AI News June 25, 2026 07:02 AM
Doctors Thought It Was Asthma. A.I. Flagged a Serious Heart Problem.

Artificial intelligence most likely saved Louie Quiros’s life.

Mr. Quiros, a 45-year-old caregiver and security guard, showed up at a Queens emergency room in February 2025. For the past four days, he said, he had been coughing up blood and finding it harder and harder to breathe.

His heart was beating fast, and he wasn’t getting much air to his lungs, but a chest X-ray showed no abnormalities. He also had an electrocardiogram, or ECG, a common test that records the heart’s electrical activity. It was abnormal but showed nothing that would lead to a clear diagnosis. It indicated he might have coronary heart disease — rare in someone his age. But, as it turned out, that was not his problem.

The emergency room doctors learned Mr. Quiros had been exposed to wildfire smoke on a recent visit to California and sent him home with asthma medicine and an inhaler.

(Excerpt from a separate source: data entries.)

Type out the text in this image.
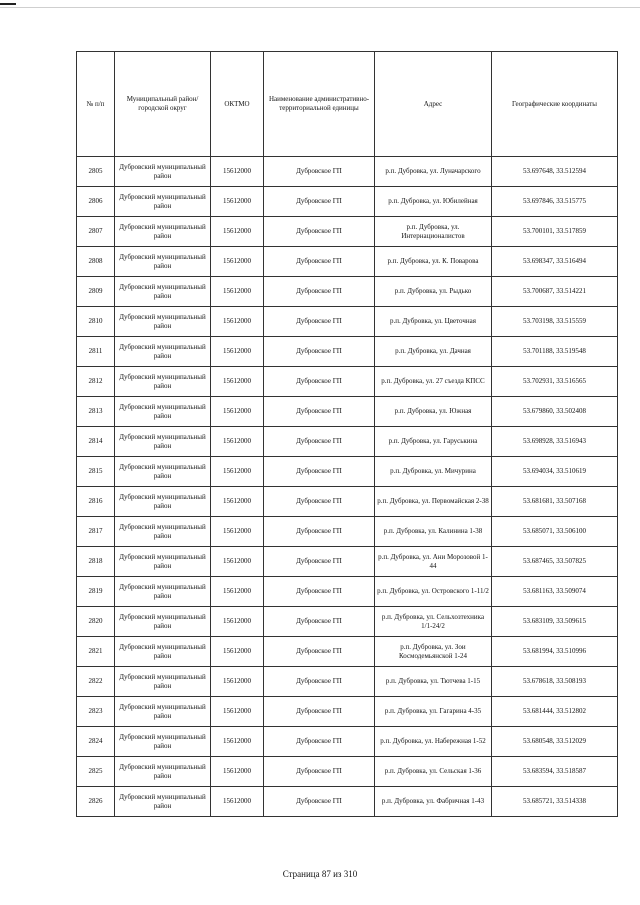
№ п/п	Муниципальный район/городской округ	ОКТМО	Наименование административно-территориальной единицы	Адрес	Географические координаты
2805	Дубровский муниципальный район	15612000	Дубровское ГП	р.п. Дубровка, ул. Луначарского	53.697648, 33.512594
2806	Дубровский муниципальный район	15612000	Дубровское ГП	р.п. Дубровка, ул. Юбилейная	53.697846, 33.515775
2807	Дубровский муниципальный район	15612000	Дубровское ГП	р.п. Дубровка, ул. Интернационалистов	53.700101, 33.517859
2808	Дубровский муниципальный район	15612000	Дубровское ГП	р.п. Дубровка, ул. К. Поварова	53.698347, 33.516494
2809	Дубровский муниципальный район	15612000	Дубровское ГП	р.п. Дубровка, ул. Рыдько	53.700687, 33.514221
2810	Дубровский муниципальный район	15612000	Дубровское ГП	р.п. Дубровка, ул. Цветочная	53.703198, 33.515559
2811	Дубровский муниципальный район	15612000	Дубровское ГП	р.п. Дубровка, ул. Дачная	53.701188, 33.519548
2812	Дубровский муниципальный район	15612000	Дубровское ГП	р.п. Дубровка, ул. 27 съезда КПСС	53.702931, 33.516565
2813	Дубровский муниципальный район	15612000	Дубровское ГП	р.п. Дубровка, ул. Южная	53.679860, 33.502408
2814	Дубровский муниципальный район	15612000	Дубровское ГП	р.п. Дубровка, ул. Гаруськина	53.698928, 33.516943
2815	Дубровский муниципальный район	15612000	Дубровское ГП	р.п. Дубровка, ул. Мичурина	53.694034, 33.510619
2816	Дубровский муниципальный район	15612000	Дубровское ГП	р.п. Дубровка, ул. Первомайская 2-38	53.681681, 33.507168
2817	Дубровский муниципальный район	15612000	Дубровское ГП	р.п. Дубровка, ул. Калинина 1-38	53.685071, 33.506100
2818	Дубровский муниципальный район	15612000	Дубровское ГП	р.п. Дубровка, ул. Ани Морозовой 1-44	53.687465, 33.507825
2819	Дубровский муниципальный район	15612000	Дубровское ГП	р.п. Дубровка, ул. Островского 1-11/2	53.681163, 33.509074
2820	Дубровский муниципальный район	15612000	Дубровское ГП	р.п. Дубровка, ул. Сельхозтехника 1/1-24/2	53.683109, 33.509615
2821	Дубровский муниципальный район	15612000	Дубровское ГП	р.п. Дубровка, ул. Зои Космодемьянской 1-24	53.681994, 33.510996
2822	Дубровский муниципальный район	15612000	Дубровское ГП	р.п. Дубровка, ул. Тютчева 1-15	53.678618, 33.508193
2823	Дубровский муниципальный район	15612000	Дубровское ГП	р.п. Дубровка, ул. Гагарина 4-35	53.681444, 33.512802
2824	Дубровский муниципальный район	15612000	Дубровское ГП	р.п. Дубровка, ул. Набережная 1-52	53.680548, 33.512029
2825	Дубровский муниципальный район	15612000	Дубровское ГП	р.п. Дубровка, ул. Сельская 1-36	53.683594, 33.518587
2826	Дубровский муниципальный район	15612000	Дубровское ГП	р.п. Дубровка, ул. Фабричная 1-43	53.685721, 33.514338
Страница 87 из 310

Luckily for Mr. Quiros, that emergency room is part of NewYork-Presbyterian’s medical system. Researchers were analyzing all electrocardiograms done on patients in that medical system with an A.I. program, EchoNext, to see if it could find patterns in the scans indicating damage to the heart — patterns a human would not detect.

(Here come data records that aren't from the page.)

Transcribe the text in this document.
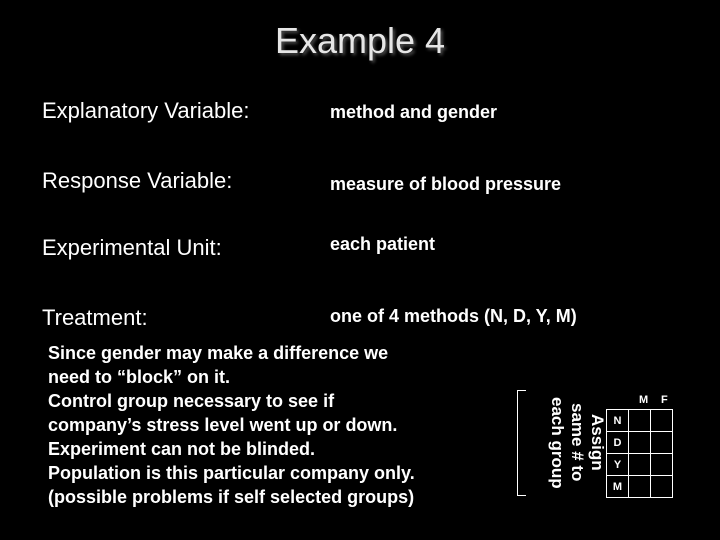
Example 4
Explanatory Variable:	method and gender
Response Variable:	measure of blood pressure
Experimental Unit:	each patient
Treatment:	one of 4 methods (N, D, Y, M)
Since gender may make a difference we
need to “block” on it.
Control group necessary to see if
company’s stress level went up or down.
Experiment can not be blinded.
Population is this particular company only.
(possible problems if self selected groups)
Assign
same # to
each group	M F
N		
D		
Y		
M		
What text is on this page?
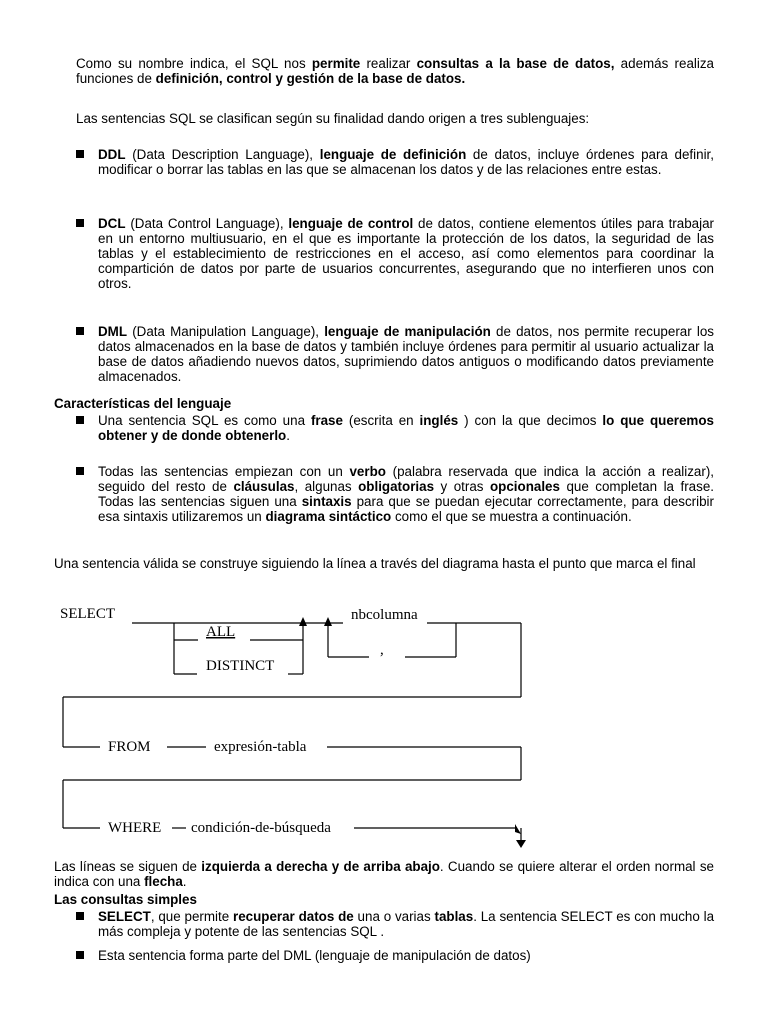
Como su nombre indica, el SQL nos permite realizar consultas a la base de datos, además realiza funciones de definición, control y gestión de la base de datos.

Las sentencias SQL se clasifican según su finalidad dando origen a tres sublenguajes:

DDL (Data Description Language), lenguaje de definición de datos, incluye órdenes para definir, modificar o borrar las tablas en las que se almacenan los datos y de las relaciones entre estas.

DCL (Data Control Language), lenguaje de control de datos, contiene elementos útiles para trabajar en un entorno multiusuario, en el que es importante la protección de los datos, la seguridad de las tablas y el establecimiento de restricciones en el acceso, así como elementos para coordinar la compartición de datos por parte de usuarios concurrentes, asegurando que no interfieren unos con otros.

DML (Data Manipulation Language), lenguaje de manipulación de datos, nos permite recuperar los datos almacenados en la base de datos y también incluye órdenes para permitir al usuario actualizar la base de datos añadiendo nuevos datos, suprimiendo datos antiguos o modificando datos previamente almacenados.

Características del lenguaje

Una sentencia SQL es como una frase (escrita en inglés ) con la que decimos lo que queremos obtener y de donde obtenerlo.

Todas las sentencias empiezan con un verbo (palabra reservada que indica la acción a realizar), seguido del resto de cláusulas, algunas obligatorias y otras opcionales que completan la frase. Todas las sentencias siguen una sintaxis para que se puedan ejecutar correctamente, para describir esa sintaxis utilizaremos un diagrama sintáctico como el que se muestra a continuación.

Una sentencia válida se construye siguiendo la línea a través del diagrama hasta el punto que marca el final

SELECT
ALL
DISTINCT
nbcolumna
,
FROM	expresión-tabla
WHERE condición-de-búsqueda

Las líneas se siguen de izquierda a derecha y de arriba abajo. Cuando se quiere alterar el orden normal se indica con una flecha.

Las consultas simples

SELECT, que permite recuperar datos de una o varias tablas. La sentencia SELECT es con mucho la más compleja y potente de las sentencias SQL .

Esta sentencia forma parte del DML (lenguaje de manipulación de datos)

It’s part of a clinical trial evaluating the A.I. program, which was developed there by Dr. Pierre Elias, medical director of A.I. and cardiologist at NewYork-Presbyterian and Columbia University Irving Medical Center, and his colleagues. Dr. Elias says EchoNext reads an ECG less than 10 minutes after it is performed, and that they analyze nearly 500,000 ECGs a year. Dr. Elias has started a company, Pathway Labs, to market it.

EchoNext found evidence of possible severe heart damage in Mr. Quiros’s electrocardiogram. The team called him back to the hospital one week later for an echocardiogram, a scan that shows the beating heart. What they found was dire. His heart was beating so feebly that just 10 percent of its blood was pumped out with each contraction. At the same time, his mitral valve was leaking blood back into his heart.